In an attempt to explain the paedomorphic attributes of Abyssosaurus, Berezin noted that adaptation to cold, harsh, deep-sea conditions is accompanied by the loss of ontogenetic stages. Deep-sea vertebrates (examples being the Greenland shark, Somniosus microcephalus, and the sperm whale, Physeter macrocephalus) not only retain the paedomorphic features of their young, but also exhibit behaviours similar to those of much younger animals. Slow, relatively sedentary lifestyles are adopted by both taxa. Though the physiology behind it is poorly understood, modern sperm whales can dive to great depths, then come to rest hanging vertically near the top of the water column.
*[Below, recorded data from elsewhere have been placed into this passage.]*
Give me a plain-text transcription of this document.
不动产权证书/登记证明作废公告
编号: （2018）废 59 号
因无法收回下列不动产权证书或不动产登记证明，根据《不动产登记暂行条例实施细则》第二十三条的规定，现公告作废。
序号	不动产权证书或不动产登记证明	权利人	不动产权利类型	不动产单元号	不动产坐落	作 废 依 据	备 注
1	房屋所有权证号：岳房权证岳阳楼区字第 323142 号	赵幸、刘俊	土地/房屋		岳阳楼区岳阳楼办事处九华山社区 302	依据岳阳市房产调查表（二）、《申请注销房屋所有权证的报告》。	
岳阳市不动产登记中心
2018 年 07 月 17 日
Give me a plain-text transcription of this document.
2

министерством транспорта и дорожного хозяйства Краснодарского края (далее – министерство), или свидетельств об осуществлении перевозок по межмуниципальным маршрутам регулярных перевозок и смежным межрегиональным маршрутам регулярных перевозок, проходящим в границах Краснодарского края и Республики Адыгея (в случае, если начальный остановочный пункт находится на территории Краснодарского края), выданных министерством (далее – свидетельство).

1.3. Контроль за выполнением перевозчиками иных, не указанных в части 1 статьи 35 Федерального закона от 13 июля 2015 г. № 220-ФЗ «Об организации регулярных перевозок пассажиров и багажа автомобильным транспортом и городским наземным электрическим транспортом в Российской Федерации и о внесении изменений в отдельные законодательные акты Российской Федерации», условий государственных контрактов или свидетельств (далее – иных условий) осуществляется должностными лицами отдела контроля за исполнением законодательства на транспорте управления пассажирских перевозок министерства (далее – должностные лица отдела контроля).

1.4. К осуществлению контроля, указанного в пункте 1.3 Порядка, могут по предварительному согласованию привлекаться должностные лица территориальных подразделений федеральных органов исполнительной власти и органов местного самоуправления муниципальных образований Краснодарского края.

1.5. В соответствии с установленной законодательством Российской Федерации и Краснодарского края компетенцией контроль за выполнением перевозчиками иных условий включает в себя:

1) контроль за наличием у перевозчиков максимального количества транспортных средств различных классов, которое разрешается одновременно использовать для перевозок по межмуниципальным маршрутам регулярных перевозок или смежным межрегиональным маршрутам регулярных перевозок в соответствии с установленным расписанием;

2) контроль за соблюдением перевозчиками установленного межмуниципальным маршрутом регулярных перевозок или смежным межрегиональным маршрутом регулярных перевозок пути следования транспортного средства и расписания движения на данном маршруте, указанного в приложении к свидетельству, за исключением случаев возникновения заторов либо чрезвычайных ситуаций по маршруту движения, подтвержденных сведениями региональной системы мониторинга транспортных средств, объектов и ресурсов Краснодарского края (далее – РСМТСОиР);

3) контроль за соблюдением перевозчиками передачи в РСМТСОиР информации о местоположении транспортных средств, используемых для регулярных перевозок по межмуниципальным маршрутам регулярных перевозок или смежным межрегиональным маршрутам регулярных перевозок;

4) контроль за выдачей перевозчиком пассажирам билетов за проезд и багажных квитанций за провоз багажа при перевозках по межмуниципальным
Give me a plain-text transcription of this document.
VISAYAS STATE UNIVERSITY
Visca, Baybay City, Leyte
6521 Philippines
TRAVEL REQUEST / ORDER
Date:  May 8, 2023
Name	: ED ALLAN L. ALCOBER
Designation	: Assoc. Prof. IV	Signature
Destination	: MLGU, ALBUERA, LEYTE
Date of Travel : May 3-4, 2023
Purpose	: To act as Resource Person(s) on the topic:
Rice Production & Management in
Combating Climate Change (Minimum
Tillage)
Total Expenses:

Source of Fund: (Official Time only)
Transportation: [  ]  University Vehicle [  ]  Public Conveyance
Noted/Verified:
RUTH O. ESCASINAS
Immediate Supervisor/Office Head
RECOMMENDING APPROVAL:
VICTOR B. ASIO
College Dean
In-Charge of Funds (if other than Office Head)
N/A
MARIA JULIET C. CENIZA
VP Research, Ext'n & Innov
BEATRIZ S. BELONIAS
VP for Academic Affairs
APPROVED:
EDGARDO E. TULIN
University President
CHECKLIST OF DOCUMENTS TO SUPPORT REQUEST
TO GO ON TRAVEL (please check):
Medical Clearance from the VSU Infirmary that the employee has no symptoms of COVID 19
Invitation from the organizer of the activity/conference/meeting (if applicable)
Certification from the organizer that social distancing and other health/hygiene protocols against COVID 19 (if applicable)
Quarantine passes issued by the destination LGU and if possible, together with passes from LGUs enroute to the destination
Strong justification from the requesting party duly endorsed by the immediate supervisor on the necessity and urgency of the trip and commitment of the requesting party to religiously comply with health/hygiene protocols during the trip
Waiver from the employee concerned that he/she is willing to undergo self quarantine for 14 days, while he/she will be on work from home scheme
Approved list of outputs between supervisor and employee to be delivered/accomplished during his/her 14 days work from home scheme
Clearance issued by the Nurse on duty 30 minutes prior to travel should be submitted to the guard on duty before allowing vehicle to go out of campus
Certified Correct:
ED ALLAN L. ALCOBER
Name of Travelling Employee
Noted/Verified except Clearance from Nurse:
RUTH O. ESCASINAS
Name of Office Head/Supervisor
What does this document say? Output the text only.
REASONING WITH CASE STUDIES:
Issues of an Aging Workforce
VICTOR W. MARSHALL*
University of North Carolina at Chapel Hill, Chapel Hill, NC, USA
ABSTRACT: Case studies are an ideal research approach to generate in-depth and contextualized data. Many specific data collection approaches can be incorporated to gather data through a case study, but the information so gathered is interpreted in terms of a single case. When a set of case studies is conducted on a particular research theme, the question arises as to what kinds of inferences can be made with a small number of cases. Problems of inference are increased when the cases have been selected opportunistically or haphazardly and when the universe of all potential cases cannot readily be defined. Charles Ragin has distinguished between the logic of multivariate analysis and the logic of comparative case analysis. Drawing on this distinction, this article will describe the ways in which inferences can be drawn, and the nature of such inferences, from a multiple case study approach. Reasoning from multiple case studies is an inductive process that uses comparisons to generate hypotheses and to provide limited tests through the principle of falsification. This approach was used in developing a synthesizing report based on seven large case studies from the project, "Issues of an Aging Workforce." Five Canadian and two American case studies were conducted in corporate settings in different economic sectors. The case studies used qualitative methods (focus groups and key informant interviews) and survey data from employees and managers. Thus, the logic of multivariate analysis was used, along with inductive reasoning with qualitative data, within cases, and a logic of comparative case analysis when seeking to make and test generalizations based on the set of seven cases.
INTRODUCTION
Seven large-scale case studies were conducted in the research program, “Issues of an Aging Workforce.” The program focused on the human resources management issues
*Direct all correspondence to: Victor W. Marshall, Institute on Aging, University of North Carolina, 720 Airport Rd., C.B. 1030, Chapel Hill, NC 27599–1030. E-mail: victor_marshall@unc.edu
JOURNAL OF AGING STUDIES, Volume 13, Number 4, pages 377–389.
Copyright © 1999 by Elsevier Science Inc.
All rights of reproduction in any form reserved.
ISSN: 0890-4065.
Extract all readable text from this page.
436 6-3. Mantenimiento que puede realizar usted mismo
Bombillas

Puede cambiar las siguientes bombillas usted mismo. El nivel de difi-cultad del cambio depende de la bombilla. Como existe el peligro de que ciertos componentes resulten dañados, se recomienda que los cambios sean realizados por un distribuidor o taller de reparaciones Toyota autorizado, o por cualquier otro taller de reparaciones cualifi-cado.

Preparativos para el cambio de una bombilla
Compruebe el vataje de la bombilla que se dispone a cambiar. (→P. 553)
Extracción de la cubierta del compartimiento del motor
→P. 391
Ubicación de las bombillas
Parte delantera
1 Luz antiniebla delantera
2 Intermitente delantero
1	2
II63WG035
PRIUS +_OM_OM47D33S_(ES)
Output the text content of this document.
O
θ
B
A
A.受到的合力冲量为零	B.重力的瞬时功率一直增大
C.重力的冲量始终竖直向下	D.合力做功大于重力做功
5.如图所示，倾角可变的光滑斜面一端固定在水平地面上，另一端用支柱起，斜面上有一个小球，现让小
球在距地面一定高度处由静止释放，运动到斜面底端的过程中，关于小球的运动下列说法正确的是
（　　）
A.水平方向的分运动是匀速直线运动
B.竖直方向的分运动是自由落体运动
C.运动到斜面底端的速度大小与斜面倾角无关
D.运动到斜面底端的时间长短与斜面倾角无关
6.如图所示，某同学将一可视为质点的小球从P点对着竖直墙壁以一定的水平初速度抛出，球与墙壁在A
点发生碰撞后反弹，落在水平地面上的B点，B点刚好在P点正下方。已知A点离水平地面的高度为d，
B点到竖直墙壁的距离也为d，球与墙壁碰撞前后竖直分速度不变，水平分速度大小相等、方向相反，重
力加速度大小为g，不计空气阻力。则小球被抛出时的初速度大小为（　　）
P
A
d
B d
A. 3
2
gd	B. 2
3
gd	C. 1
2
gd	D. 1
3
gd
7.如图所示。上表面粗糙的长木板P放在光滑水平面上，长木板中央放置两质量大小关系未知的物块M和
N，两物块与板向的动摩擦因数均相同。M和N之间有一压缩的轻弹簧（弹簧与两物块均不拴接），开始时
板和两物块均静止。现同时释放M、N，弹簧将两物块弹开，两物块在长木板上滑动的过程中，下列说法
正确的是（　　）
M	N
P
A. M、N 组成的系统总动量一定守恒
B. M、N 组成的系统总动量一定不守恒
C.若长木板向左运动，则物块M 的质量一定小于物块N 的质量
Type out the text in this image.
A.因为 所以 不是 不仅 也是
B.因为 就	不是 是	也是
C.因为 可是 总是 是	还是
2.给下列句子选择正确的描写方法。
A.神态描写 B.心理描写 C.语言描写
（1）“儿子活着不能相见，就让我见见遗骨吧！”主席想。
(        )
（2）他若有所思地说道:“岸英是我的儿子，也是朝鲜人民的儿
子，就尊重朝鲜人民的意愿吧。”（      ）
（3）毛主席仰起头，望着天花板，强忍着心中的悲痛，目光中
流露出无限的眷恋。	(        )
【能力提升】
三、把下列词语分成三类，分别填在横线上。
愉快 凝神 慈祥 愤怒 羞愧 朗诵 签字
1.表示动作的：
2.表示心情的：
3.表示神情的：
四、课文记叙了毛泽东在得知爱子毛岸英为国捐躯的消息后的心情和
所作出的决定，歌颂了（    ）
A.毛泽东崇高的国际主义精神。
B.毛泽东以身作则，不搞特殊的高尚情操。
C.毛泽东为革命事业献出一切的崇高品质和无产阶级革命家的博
Abyssosaurus likely lived in a similar fashion. Berezin speculated that it might have spent much of its life in the bathypelagic zone, occasionally rising to the surface to breathe. Its thorax was very broad, indicating a very large lung volume and suggests that it held its breath for extended periods of time. This contrasts other cryptoclidids, which lived in shallow water environments and had to be more manoeuvrable. Benthic clades that were staples of the cryptoclidid diet, such as cephalopods and crustaceans, are common in such environments, as are brachipods. Based on the length of its hind flippers and the likelihood of its front flippers being primarily used for stability, Alexander Berezin suggested that Abyssosaurus may have hovered diagonally over the seabed in order to find food, and that other colymbosaurs operated in much the same way.

=== Reproduction ===
Alongside the holotype of Abyssosaurus were remains tentatively attributed to a foetus of the same taxon, though this specimen has yet to be described. This suggests a viviparous method of reproduction, wherein young finish development within the body cavity and are given birth to (as opposed to oviparity, wherein young undergo the majority of their development in eggs), as in other plesiosaur lineages.